Quite often I'm asked about Healthcare Directives, which are sometimes called Living Wills, or a DNR form ("Do Not Resuscitate"). The Healthcare Directive was developed after a prolonged legal battle, which resolved around 2005, between the husband of Terri Schiavo and her family. Terri Schiavo was found on the floor, unconscious and not breathing, without oxygen flowing to her brain for several minutes, after she suffered cardiac arrest. She spent years in a hospital with her life artificially prolonged that she was in an irreversible and persistent vegetative state without any hope of recovery. Terri's husband wanted to remove her feeding tube, but her parents objected and a long legal battle ensued. After many appeals and a ruling by the Supreme Court, her feeding tube was allowed to be removed because the Court found that before her medical crisis, she had stated a desire not to be artificially prolonged on life support in such a situation if she had no hope of recovery.


Therefore, hospitals and medical professionals can take into consideration a patient's stated desire or directive as to the medical care they wish to receive in these dire situations. of course, a decision about whether you would want to be kept alive artificially in such circumstances is a very personal decision for everyone. I recommend that you consider whether you would want to be kept alive by ventilators and feeding tubes, if you should become in a permanent vegetative state without any hope of recovery, at a time when you are not facing an immediate health crisis and can carefully evaluate your decision. In the middle of a health crisis is not the optimal time to try and make a rushed decision on such life or death matters. Furthermore, you should let a trusted friend or loved one know your wishes.

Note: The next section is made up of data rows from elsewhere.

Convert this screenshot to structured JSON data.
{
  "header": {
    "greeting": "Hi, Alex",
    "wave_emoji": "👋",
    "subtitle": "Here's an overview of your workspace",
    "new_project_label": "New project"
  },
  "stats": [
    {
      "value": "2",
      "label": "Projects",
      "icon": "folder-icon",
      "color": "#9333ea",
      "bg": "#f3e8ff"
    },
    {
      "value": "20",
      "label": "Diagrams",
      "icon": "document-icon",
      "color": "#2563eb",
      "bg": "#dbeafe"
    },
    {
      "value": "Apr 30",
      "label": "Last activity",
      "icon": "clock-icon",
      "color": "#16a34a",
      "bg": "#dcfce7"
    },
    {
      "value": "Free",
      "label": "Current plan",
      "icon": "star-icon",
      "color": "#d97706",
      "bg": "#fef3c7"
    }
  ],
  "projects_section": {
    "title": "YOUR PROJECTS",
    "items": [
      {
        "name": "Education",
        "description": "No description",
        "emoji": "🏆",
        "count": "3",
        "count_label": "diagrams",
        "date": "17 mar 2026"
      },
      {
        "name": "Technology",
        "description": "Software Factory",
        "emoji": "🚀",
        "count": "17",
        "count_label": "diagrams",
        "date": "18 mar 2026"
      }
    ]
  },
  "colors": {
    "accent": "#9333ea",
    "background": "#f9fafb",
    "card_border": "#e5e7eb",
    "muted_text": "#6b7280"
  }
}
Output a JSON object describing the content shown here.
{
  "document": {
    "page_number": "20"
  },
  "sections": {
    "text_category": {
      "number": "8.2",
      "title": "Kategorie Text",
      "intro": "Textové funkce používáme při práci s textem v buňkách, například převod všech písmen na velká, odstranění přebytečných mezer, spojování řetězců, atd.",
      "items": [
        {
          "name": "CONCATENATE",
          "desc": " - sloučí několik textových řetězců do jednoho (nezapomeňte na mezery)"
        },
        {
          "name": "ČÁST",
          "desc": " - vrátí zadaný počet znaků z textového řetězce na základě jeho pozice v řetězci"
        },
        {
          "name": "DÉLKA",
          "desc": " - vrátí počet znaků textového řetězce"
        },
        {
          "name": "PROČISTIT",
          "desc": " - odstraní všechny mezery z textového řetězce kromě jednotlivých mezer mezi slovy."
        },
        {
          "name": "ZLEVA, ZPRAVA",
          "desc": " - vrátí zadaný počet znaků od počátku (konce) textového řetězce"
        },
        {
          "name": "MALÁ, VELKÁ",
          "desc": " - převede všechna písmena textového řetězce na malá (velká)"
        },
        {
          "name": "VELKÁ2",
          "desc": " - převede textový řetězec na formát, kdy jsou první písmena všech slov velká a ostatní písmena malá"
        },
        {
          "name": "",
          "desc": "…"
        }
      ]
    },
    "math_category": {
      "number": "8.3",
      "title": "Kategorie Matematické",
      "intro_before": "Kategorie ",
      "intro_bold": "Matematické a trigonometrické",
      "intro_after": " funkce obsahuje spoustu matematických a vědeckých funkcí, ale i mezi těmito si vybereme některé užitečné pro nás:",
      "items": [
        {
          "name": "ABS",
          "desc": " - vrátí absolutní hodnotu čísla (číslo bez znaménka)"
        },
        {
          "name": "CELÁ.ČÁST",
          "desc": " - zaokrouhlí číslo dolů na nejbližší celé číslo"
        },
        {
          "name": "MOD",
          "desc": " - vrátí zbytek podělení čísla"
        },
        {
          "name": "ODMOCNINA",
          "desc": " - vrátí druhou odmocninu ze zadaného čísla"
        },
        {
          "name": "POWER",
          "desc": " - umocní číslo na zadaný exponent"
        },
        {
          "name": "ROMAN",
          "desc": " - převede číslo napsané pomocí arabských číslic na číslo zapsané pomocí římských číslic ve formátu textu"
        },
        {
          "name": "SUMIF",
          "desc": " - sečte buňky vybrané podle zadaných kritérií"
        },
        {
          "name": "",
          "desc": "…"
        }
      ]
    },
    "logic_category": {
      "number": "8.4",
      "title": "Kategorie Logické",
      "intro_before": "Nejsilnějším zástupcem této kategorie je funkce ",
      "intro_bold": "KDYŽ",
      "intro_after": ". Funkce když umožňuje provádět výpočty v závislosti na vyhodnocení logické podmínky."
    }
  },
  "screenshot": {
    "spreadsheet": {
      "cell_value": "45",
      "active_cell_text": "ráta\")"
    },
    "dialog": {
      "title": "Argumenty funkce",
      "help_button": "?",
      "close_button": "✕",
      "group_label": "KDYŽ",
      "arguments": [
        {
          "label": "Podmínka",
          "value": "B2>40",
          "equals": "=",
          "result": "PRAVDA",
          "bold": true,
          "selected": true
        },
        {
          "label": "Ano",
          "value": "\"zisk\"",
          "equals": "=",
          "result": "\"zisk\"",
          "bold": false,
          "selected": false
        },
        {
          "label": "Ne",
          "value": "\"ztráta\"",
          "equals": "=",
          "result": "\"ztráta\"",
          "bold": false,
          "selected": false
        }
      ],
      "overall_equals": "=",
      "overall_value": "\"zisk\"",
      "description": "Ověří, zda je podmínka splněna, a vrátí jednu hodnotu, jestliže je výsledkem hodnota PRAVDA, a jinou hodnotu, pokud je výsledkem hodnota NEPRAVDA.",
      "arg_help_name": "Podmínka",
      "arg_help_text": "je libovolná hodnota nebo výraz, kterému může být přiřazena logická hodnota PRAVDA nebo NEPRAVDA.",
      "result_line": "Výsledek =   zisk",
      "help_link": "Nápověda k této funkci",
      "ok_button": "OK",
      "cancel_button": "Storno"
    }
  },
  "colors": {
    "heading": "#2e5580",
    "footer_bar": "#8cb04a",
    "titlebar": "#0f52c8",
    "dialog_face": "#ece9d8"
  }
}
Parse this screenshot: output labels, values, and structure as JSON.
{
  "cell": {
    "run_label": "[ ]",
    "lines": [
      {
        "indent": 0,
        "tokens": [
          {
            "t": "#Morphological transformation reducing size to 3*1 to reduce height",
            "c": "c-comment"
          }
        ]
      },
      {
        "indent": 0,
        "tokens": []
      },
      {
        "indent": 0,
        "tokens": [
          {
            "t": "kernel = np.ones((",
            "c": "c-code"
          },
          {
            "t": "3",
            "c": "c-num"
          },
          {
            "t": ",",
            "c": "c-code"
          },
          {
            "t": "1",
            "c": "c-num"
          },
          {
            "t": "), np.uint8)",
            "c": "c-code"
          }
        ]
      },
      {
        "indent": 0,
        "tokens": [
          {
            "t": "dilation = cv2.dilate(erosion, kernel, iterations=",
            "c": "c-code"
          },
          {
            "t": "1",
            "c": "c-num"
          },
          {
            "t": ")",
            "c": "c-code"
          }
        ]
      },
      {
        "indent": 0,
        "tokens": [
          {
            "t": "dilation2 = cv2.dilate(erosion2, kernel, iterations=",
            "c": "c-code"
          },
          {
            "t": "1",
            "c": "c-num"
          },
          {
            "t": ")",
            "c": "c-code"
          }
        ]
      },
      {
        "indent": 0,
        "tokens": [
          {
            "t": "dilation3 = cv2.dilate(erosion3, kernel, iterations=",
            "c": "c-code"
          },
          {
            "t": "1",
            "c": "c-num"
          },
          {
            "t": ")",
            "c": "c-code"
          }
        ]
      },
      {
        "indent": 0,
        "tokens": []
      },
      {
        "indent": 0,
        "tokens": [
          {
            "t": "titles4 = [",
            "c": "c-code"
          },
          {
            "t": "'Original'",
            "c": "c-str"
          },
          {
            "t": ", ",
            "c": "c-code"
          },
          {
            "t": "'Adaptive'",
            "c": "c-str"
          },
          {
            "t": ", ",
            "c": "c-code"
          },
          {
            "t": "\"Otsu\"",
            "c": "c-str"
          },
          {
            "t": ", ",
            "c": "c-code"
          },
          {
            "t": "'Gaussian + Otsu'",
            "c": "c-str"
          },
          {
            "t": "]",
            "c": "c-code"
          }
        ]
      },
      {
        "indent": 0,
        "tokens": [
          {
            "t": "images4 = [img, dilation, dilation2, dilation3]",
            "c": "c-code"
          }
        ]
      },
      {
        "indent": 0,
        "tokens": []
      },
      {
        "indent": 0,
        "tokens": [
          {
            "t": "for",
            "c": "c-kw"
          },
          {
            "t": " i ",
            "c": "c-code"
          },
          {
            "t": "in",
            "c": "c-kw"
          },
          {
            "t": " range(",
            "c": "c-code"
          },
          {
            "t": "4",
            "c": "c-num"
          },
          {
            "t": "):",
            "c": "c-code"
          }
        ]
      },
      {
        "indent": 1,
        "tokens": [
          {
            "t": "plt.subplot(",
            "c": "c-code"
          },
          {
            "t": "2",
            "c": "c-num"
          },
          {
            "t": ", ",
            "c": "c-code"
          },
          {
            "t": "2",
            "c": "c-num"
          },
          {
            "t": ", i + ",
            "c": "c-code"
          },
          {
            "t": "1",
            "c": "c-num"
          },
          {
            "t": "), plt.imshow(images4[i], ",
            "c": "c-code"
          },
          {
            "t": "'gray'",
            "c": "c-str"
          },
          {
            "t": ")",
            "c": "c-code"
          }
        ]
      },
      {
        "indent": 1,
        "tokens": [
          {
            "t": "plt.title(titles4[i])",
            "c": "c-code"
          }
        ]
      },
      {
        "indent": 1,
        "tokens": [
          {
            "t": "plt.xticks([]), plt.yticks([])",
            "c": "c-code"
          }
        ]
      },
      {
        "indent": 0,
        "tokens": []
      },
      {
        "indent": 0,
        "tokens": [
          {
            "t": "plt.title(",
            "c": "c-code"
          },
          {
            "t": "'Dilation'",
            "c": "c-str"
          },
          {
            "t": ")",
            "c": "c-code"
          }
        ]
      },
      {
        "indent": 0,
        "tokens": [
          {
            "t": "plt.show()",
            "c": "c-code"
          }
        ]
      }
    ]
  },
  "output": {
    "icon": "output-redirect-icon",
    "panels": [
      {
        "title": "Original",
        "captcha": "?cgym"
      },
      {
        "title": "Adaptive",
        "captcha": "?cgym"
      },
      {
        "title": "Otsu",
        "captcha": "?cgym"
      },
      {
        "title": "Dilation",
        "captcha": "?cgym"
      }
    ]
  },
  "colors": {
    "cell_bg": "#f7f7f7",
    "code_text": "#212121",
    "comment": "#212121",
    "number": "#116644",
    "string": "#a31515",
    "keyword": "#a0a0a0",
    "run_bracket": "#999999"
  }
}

Therefore, I recommend that you gather information to carefully consider this topic, and then fill out the form for a Healthcare Directive in advance of any medical crisis. You can contact an attorney and ask for this form as part of your estate planning, or you can find a form for a Healthcare Directive on Mississippi's Department of Health website. On the form, you can select an individual to be your "medical power of attorney" to make the decision for you if you are unconscious and unable to state your wishes. There is also a section where you can select whether you want all possible medical intervention, known in the hospital as "full code," or if you do not want to be kept on artificial life support if, to reasonable degree of medical certainty, you do not have hope of recovery. By providing this form to healthcare professionals and your family, they will know your wishes should you ever find yourself in a situation like that of Terry Schiavo.